Besides, it is just plain wrong to state that the ruling class wants to keep out the Chinese, Somalis, Kosovars or Romanians because they are Chinese, Somalis, Kosovars or Romanians. They are excluded because they are poor and working class, and therefore a 'drain' on the treasury during periods of relatively high unemployment. In the 1950s, when there was virtually full employment in Britain, and low paid, unskilled jobs were difficult to fill, such cheap labour was actively encouraged to migrate.

It is, however, correct to say that the attempts by Straw and Widdecombe each to outbid the other in the anti-asylum-seeker stakes "give succour to the racists" (Action for Solidarity May 23). This is a line repeated by the entire left.
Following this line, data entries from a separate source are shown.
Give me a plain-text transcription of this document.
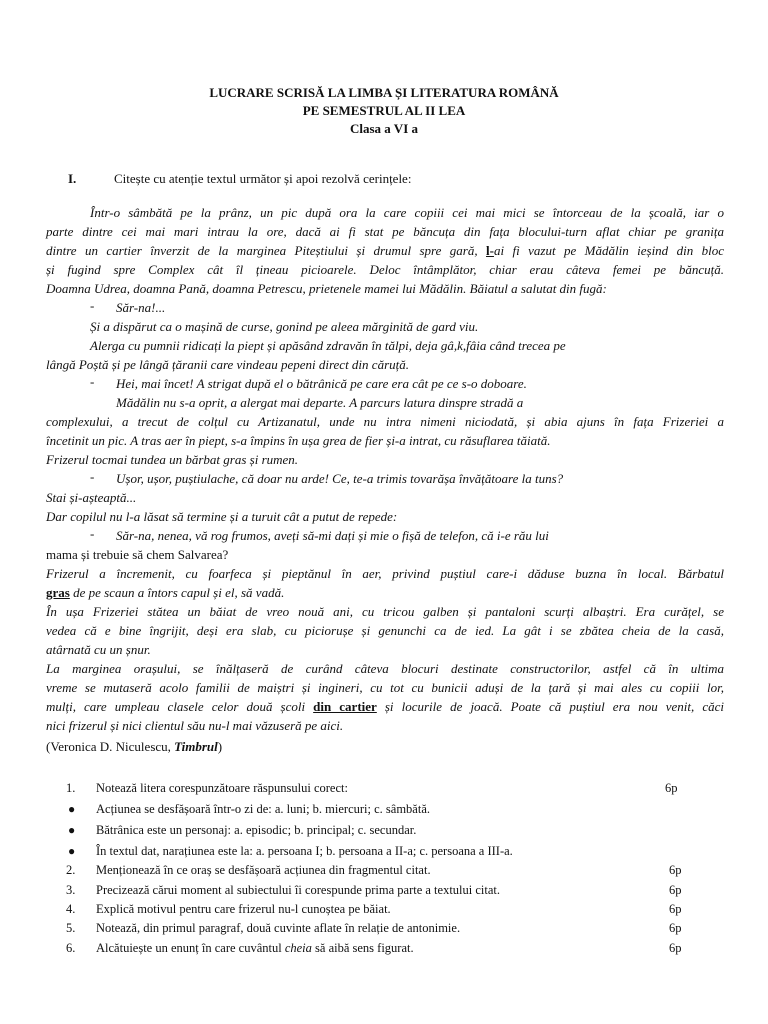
LUCRARE SCRISĂ LA LIMBA ȘI LITERATURA ROMÂNĂ
PE SEMESTRUL AL II LEA
Clasa a VI a
I.	Citește cu atenție textul următor și apoi rezolvă cerințele:
Într-o sâmbătă pe la prânz, un pic după ora la care copiii cei mai mici se întorceau de la școală, iar o
parte dintre cei mai mari intrau la ore, dacă ai fi stat pe băncuța din fața blocului-turn aflat chiar pe granița
dintre un cartier înverzit de la marginea Piteștiului și drumul spre gară, l-ai fi vazut pe Mădălin ieșind din bloc
și fugind spre Complex cât îl țineau picioarele. Deloc întâmplător, chiar erau câteva femei pe băncuță.
Doamna Udrea, doamna Pană, doamna Petrescu, prietenele mamei lui Mădălin. Băiatul a salutat din fugă:
- Săr-na!...
Și a dispărut ca o mașină de curse, gonind pe aleea mărginită de gard viu.
Alerga cu pumnii ridicați la piept și apăsând zdravăn în tălpi, deja gâ,k,fâia când trecea pe
lângă Poștă și pe lângă țăranii care vindeau pepeni direct din căruță.
- Hei, mai încet! A strigat după el o bătrânică pe care era cât pe ce s-o doboare.
Mădălin nu s-a oprit, a alergat mai departe. A parcurs latura dinspre stradă a
complexului, a trecut de colțul cu Artizanatul, unde nu intra nimeni niciodată, și abia ajuns în fața Frizeriei a
încetinit un pic. A tras aer în piept, s-a împins în ușa grea de fier și-a intrat, cu răsuflarea tăiată.
Frizerul tocmai tundea un bărbat gras și rumen.
- Ușor, ușor, puștiulache, că doar nu arde! Ce, te-a trimis tovarășa învățătoare la tuns?
Stai și-așteaptă...
Dar copilul nu l-a lăsat să termine și a turuit cât a putut de repede:
- Săr-na, nenea, vă rog frumos, aveți să-mi dați și mie o fișă de telefon, că i-e rău lui
mama și trebuie să chem Salvarea?
Frizerul a încremenit, cu foarfeca și pieptănul în aer, privind puștiul care-i dăduse buzna în local. Bărbatul
gras de pe scaun a întors capul și el, să vadă.
În ușa Frizeriei stătea un băiat de vreo nouă ani, cu tricou galben și pantaloni scurți albaștri. Era curățel, se
vedea că e bine îngrijit, deși era slab, cu piciorușe și genunchi ca de ied. La gât i se zbătea cheia de la casă,
atârnată cu un șnur.
La marginea orașului, se înălțaseră de curând câteva blocuri destinate constructorilor, astfel că în ultima
vreme se mutaseră acolo familii de maiștri și ingineri, cu tot cu bunicii aduși de la țară și mai ales cu copiii lor,
mulți, care umpleau clasele celor două școli din cartier și locurile de joacă. Poate că puștiul era nou venit, căci
nici frizerul și nici clientul său nu-l mai văzuseră pe aici.
(Veronica D. Niculescu, Timbrul)
1. Notează litera corespunzătoare răspunsului corect:	6p
● Acțiunea se desfășoară într-o zi de: a. luni; b. miercuri; c. sâmbătă.
● Bătrânica este un personaj: a. episodic; b. principal; c. secundar.
● În textul dat, narațiunea este la: a. persoana I; b. persoana a II-a; c. persoana a III-a.
2. Menționează în ce oraș se desfășoară acțiunea din fragmentul citat.	6p
3. Precizează cărui moment al subiectului îi corespunde prima parte a textului citat.	6p
4. Explică motivul pentru care frizerul nu-l cunoștea pe băiat.	6p
5. Notează, din primul paragraf, două cuvinte aflate în relație de antonimie.	6p
6. Alcătuiește un enunț în care cuvântul cheia să aibă sens figurat.	6p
It is true that the likes of the British National Party seize upon the opportunity provided by the outcry to put out their pernicious propaganda for a 'pure British' Britain. But the BNP does not pose the main danger and this is not the main feature of the hysterical campaign against the 'deadly threat' from 'outsiders'. In this regard asylum-seekers are only the latest in a long line of scapegoats - single parents, gypsies, 'squeegee merchants' and - yes - England football hooligans.

The same Action for Solidarity article implies that The Sun's vicious "We need deportations [of 'bogus' asylum-seekers] on a huge scale" is part of the campaign of "racist lies". This is ironic in view of another quote from the same newspaper repeated by Socialist Worker during the trial of David Copeland, the unhinged individual who nail-bombed Brixton, Brick Lane and Soho: "At the time of the bombings The Sun declared that the bombers 'want us all to be scared. They want us to be fearful of the black community. Of Asians. Of Jews. Of gays. They seek to divide Britain. But they have failed'" (Socialist Worker June 10).

The SWP writer commented on the paper's hypocrisy: "Whipping up hatred against asylum-seekers encourages the racists and the Nazis." But Alex Callinicos goes further in the same issue: "The ruling class uses race to set workers against one another. It also tries to confuse black people by letting a select few into the establishment. Socialists have to help working people of all colours to see through these diversionary tactics and to unite against their common enemy."

So The Sun's editorial was not just hypocritical. Presumably it was also part of the "diversionary tactics" to "confuse black people". Clever, that - spout anti-racism and your opposition to the racists who want to divide us ... in order to cover up your racism, which of course you are secretly employing all the time in order to divide us yourself. Not very convincing, comrades.

The truth is that the ruling class's outbursts against asylum-seekers are not intended to divide black from white, but to unite us all under bourgeois hegemony in opposition to outsiders. You could not wish for a clearer expression of the British state's redefined ideology than that expressed in the Sun editorial. The ideology is anti-racist national chauvinism.

That is why the left's accusations of underlying racism are not only wide of the mark, but are actually counterproductive. They dovetail in neatly with the state's own official anti-racism - an example of a progressive idea that has been taken over and used for reactionary purposes. The state's anti-racism from above is based on 'Great Britain'. It is nationalist and backward-looking. By contrast proletarian anti-racism from below is first and foremost internationalist. It empowers our class by projecting a vision of the communist future.

Abolish all immigration controls! Only through consistently taking up this call can we effectively defend asylum-seekers and all refugees - economic as well as political. Only in this way can we defeat racism and national chauvinism.